My right arm disappeared today. I have come to suspect the nurses and doctors of putting other drugs into my usual mix. I consider using my teeth to yank out the I.V. before I drift away to sleep.
When I wake up, the wallpaper looks different but my body seems to be in the same crumpled form. Like a piece of paper left on the floor. The wallpaper was forest green, now it is olive.
When I wake up again, the feeling has returned that I am in my old forest green room. Some television show is playing and I swear the whole premise of the episode is that someone has taken someone else’s coffee cup. There is a lot of polite chatter, like life.
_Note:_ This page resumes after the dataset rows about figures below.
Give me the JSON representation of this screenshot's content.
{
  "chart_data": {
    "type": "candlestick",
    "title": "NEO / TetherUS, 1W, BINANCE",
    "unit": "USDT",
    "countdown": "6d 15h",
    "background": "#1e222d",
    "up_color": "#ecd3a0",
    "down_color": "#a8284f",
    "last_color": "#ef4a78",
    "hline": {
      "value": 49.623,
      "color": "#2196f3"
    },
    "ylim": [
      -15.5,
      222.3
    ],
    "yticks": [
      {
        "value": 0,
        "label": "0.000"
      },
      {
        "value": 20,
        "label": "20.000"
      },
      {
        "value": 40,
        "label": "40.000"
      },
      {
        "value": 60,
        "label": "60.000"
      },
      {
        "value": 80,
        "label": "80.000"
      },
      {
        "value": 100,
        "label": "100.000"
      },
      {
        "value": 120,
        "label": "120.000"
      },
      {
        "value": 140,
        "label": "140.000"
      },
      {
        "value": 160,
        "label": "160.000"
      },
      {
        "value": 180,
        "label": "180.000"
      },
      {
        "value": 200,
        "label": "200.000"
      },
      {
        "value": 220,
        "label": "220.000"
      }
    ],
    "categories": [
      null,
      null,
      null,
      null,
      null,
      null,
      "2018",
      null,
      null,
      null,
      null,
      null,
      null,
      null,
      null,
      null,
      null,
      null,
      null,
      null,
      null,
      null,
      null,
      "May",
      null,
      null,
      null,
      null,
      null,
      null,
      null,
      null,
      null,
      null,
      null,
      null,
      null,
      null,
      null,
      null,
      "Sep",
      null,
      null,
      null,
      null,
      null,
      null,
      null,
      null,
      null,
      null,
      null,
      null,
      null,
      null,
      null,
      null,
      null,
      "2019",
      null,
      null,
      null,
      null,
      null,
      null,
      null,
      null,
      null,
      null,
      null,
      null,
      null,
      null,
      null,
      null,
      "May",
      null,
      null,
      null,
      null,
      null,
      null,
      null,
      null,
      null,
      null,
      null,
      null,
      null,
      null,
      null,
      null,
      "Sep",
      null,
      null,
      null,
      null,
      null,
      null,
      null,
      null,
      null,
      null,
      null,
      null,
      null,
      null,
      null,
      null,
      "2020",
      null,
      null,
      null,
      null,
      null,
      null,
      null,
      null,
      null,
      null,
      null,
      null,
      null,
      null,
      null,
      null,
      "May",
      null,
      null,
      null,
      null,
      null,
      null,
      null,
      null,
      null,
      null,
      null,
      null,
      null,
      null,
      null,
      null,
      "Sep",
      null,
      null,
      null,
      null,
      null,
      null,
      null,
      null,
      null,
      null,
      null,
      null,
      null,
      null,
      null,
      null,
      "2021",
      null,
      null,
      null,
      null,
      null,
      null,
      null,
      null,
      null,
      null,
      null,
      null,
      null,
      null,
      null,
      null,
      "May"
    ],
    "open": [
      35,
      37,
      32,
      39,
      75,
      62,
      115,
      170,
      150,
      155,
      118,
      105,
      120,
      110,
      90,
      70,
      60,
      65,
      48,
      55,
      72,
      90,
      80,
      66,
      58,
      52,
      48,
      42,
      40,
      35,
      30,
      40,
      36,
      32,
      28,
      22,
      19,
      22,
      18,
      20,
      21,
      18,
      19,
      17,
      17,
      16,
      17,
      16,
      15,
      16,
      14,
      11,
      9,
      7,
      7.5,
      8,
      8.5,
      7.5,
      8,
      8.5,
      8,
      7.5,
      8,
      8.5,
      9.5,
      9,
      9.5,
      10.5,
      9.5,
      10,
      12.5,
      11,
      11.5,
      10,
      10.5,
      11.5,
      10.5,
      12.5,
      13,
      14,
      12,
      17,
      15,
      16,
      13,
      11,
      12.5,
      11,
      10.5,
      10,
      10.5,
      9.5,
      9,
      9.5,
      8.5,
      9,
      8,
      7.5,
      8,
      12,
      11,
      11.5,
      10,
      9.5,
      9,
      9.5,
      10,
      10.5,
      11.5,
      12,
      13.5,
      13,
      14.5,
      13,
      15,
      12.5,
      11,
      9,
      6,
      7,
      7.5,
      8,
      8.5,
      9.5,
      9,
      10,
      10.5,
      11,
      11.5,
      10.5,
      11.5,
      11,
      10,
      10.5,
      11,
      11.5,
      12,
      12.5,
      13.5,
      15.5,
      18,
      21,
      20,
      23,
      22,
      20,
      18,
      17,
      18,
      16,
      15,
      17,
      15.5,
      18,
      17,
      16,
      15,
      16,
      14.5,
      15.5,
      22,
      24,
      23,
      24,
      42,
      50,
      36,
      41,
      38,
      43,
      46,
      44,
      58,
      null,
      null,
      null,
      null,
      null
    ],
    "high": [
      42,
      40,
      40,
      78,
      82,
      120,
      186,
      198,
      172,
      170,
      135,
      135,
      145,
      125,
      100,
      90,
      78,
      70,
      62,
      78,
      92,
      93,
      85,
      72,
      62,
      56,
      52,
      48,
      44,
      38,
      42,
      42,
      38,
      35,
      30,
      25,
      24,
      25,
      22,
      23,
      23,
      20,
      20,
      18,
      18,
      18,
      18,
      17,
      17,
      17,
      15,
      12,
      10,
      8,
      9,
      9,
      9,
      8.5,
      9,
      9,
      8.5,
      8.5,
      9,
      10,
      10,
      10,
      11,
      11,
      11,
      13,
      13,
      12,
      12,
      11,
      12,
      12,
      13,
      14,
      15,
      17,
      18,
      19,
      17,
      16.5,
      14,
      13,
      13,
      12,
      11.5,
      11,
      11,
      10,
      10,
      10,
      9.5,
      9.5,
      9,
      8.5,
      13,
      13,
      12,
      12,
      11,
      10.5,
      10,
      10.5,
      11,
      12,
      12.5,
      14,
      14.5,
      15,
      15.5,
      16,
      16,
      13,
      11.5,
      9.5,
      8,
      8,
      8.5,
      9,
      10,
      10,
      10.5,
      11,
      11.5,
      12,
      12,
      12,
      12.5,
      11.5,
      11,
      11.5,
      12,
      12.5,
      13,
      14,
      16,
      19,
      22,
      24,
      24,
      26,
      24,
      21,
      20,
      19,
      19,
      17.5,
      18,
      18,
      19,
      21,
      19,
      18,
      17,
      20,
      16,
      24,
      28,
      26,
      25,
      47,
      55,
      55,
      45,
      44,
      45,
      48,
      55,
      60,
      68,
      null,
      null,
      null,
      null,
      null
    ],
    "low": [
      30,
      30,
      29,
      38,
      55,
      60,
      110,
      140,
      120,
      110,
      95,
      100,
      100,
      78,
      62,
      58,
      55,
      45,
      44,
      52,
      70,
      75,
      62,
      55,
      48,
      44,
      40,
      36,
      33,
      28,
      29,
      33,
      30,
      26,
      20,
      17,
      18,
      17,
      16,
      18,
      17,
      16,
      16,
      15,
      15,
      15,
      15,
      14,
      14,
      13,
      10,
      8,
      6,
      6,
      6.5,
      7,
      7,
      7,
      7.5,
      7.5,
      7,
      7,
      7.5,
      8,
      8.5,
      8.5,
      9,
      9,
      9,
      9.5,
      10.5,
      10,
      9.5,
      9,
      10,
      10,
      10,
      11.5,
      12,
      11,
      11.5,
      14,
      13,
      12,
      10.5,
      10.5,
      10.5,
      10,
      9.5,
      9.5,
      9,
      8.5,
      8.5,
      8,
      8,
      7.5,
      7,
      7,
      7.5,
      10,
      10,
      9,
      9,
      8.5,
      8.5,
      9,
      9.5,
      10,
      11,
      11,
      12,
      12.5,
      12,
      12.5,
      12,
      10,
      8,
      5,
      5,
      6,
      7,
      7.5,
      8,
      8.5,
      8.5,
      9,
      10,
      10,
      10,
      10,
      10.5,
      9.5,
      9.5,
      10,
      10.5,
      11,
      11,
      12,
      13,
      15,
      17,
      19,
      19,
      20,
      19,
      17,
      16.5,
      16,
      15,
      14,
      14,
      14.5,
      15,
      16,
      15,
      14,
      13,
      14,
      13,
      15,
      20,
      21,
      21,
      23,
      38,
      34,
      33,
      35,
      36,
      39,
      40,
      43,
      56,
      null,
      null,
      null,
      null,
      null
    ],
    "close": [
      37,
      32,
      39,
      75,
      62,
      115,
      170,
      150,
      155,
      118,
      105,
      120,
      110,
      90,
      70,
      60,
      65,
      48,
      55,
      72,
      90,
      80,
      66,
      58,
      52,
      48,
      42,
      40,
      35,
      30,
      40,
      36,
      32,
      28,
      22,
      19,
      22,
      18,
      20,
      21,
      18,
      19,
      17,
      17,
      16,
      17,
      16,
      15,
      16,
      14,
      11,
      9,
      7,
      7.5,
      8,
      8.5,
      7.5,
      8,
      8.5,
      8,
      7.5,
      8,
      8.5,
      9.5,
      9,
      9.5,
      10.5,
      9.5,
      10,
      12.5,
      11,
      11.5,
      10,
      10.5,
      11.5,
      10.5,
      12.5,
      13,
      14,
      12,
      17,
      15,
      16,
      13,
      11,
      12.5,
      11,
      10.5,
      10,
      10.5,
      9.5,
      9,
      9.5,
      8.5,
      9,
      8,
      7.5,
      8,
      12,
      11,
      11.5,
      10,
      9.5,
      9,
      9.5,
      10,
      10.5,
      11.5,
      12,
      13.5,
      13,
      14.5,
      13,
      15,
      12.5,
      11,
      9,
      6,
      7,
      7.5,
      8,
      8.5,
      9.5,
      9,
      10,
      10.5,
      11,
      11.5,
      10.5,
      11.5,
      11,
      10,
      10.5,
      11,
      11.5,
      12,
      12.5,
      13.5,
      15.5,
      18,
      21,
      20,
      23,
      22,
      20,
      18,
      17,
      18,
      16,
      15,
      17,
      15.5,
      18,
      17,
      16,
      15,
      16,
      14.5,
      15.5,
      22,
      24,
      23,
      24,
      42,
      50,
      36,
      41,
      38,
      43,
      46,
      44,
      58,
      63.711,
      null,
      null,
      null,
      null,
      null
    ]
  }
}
They replaced my arm with a mechanical one that looks exactly like the old skin one. I can tell the difference. Those movements are not my muscles. There is a scratching outside the door.
My arm is now a tentacle. It waves in the air. A nurse is with me but I am strangling her with my new serpentine arm. It is distressing. I tell myself to stop but find I am unable. It is as if my arm is a body all to itself and I am its impotent carrier.
The scratching sound continues. My arm is now normal again, just a little bruised. I think someone is taking it and then bringing it back.
Without meaning to, I doze for a moment and then find a perfect arm. This is not the same room, with wallpaper, hospital noises, and antiseptic odors. The I.V. is gone. There is still scratching outside the door.
I hate cats.
When I walk out into the hallway, I trip over an object that used to be there. I moved it. I thought. There is a faint sound, like a whimper. Then I walk further down the hallway, around a corner.
Finally, after what seems like an hour, I find the front door. I test it, but it is locked, of course. You have to have a number and I don’t have the number. I never have the number. The face looking back at me in the glass is a lot like mine. It is mine.
When I finally wake up, the I.V. is back. I am tired of the chemicals and the changing wallpaper. I want to scream but my throat is raw and it really would do no good. Not again, not again, I could say. But screams happen here all the time.
My right arm is now a weapon I use against myself.